Setelah puas mengoral kontol Ngurah, Jaqueno tiba-tiba langsung membalik badan Ngurah dan membuatnya telungkup di atas kasur. Kemudian, ia menarik kedua belah kaki Ngurah agak ke belakang sehingga hanya bagian pinggang ke atas yang ada di atas kasur, sedangkan kakinya menginjak lantai. Lagi-lagi Jaqueno menindih Ngurah dari belakang dan kemudian menggoyang-goyangkan pinggulnya, sehingga Ngurah merasakan tusukan-tusukan kontol Jaqueno yang begitu hangat di bagian pantatnya. Berkali-kali, Jaqueno mencoba memasukkan jarinya ke dalam lubang anus Ngurah.

"Jangan, sakit!" pekik Ngurah ketika untuk yang kesekian kalinya Jaqueno memasukkan satu telunjuk ke dalam anusnya.

"Tenang saja, nanti juga akan terasa nikmat!" sahut Jaqueno sambil tetap melancarkan aksinya.
Jaqueno memang bandel dan suka memaksakan maunya, bukan hanya dalam urusan bermain ranjang seperti saat itu. Ngurah pun akhirnya pasrah saja, ia menuruti semua kemauan gila dari Jaqueno yang memang belum pernah dirasakannya selama ini.

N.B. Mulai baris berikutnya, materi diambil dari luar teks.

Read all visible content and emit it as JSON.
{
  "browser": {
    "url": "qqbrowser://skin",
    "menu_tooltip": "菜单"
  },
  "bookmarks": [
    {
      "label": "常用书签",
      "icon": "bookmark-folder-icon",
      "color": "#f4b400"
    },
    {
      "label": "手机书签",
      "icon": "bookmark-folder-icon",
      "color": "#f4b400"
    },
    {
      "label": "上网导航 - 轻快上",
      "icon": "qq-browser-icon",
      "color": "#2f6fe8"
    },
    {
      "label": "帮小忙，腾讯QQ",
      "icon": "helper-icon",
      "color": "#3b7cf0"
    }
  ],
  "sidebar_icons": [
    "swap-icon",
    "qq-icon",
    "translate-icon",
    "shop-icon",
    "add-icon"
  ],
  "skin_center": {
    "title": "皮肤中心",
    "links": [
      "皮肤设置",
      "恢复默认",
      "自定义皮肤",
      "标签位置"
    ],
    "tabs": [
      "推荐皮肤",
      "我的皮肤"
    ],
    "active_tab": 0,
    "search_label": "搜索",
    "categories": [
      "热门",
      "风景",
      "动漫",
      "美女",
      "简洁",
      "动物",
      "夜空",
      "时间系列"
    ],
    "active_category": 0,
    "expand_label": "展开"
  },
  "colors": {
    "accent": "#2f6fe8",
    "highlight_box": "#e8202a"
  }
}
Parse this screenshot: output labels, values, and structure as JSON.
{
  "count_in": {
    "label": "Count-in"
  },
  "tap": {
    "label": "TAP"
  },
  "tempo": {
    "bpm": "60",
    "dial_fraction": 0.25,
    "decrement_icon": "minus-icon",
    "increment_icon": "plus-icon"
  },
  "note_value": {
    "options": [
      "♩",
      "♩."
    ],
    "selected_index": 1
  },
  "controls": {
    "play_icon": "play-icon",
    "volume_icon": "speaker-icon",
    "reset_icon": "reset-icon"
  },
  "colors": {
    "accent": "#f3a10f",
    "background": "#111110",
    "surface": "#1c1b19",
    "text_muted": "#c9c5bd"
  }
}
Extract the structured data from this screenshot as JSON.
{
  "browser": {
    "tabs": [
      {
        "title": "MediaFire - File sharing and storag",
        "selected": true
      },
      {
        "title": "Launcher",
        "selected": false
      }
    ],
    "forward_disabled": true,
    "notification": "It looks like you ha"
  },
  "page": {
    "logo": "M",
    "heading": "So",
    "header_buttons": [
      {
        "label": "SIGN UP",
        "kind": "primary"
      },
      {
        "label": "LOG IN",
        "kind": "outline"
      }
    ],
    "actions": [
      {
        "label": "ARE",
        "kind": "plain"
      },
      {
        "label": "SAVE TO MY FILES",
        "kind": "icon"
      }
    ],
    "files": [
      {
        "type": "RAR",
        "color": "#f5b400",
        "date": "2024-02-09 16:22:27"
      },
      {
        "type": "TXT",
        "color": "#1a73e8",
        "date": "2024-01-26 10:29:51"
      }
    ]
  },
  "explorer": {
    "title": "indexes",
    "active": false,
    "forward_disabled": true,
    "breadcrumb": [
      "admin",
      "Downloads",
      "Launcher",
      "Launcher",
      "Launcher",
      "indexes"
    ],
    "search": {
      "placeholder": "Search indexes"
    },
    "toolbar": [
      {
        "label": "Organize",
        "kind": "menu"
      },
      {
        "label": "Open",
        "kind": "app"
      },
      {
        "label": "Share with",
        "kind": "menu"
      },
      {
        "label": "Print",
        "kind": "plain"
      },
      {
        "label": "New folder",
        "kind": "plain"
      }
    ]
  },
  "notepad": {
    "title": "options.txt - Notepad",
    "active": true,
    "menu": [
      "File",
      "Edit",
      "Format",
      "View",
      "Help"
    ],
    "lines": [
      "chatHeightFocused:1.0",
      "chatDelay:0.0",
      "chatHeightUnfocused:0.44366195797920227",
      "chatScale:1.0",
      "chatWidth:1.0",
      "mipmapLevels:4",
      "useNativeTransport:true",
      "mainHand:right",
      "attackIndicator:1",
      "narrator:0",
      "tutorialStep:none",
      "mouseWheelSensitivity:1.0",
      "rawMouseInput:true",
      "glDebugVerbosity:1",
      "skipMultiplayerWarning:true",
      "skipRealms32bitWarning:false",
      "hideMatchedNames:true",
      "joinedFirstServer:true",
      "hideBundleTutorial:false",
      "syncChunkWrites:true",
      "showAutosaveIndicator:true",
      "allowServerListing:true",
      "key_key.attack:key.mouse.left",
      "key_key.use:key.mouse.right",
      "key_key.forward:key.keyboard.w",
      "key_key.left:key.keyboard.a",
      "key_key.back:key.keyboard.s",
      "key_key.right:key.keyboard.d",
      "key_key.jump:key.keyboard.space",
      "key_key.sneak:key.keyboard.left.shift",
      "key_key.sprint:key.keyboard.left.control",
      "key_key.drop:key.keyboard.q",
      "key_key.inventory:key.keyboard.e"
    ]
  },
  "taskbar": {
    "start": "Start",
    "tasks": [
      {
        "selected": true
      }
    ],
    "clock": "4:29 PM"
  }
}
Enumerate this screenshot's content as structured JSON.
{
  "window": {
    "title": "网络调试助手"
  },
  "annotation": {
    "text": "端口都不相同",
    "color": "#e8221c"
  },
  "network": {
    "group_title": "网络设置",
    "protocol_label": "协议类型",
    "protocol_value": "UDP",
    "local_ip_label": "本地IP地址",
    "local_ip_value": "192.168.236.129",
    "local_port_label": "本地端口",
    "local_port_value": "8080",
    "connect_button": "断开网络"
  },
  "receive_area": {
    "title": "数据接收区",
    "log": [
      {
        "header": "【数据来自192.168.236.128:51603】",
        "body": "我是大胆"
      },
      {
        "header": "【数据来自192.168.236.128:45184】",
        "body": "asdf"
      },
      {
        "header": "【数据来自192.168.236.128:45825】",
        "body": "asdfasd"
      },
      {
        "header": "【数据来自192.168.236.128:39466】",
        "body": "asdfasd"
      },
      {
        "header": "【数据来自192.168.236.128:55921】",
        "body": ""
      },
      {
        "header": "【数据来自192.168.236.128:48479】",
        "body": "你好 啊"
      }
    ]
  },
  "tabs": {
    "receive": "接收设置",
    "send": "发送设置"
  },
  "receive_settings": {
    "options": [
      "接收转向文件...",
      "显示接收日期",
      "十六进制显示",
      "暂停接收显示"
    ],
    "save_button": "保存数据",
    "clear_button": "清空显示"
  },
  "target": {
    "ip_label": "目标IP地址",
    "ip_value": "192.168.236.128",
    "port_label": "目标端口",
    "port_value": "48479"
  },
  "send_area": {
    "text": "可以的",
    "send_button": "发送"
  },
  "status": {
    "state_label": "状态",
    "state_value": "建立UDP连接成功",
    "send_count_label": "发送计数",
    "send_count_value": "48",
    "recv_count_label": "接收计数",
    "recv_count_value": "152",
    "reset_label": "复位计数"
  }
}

Jaqueno terus mencoba menembus lubang anus Ngurah dengan satu telunjuk yang sudah dibasahi oleh air liurnya. Setelah berhasil, ia mencoba dengan dua jari dan itu pun berhasil meskipun Ngurah sempat menjerit tertahan merasakan rasa nyeri pada lubang anusnya. Setelah berhasil dicoblos dengan dua jari, barulah Jaqueno benar-benar yakin kalau kontolnya yang besar sudah bisa untuk diluncurkan ke dalam lubang anus Ngurah.

Jaqueno pun bersegera memasukkan batang kejantanannya ke dalam lubang anus Ngurah. Ia memasukkannya perlahan-lahan sambil memegangi kontolnya dengan hati-hati. Setelah seluruhnya tenggelam, barulah Jaqueno menarik nafas dalam-dalam dan kemudian memompa kontolnya untuk keluar masuk dalam lubang anus Ngurah yang cukup sempit itu. Ia terus menggesek-gesekkan kulup kontolnya dengan dinding lubang anus Ngurah berulang kali dengan tempo yang makin lama makin dipercepat.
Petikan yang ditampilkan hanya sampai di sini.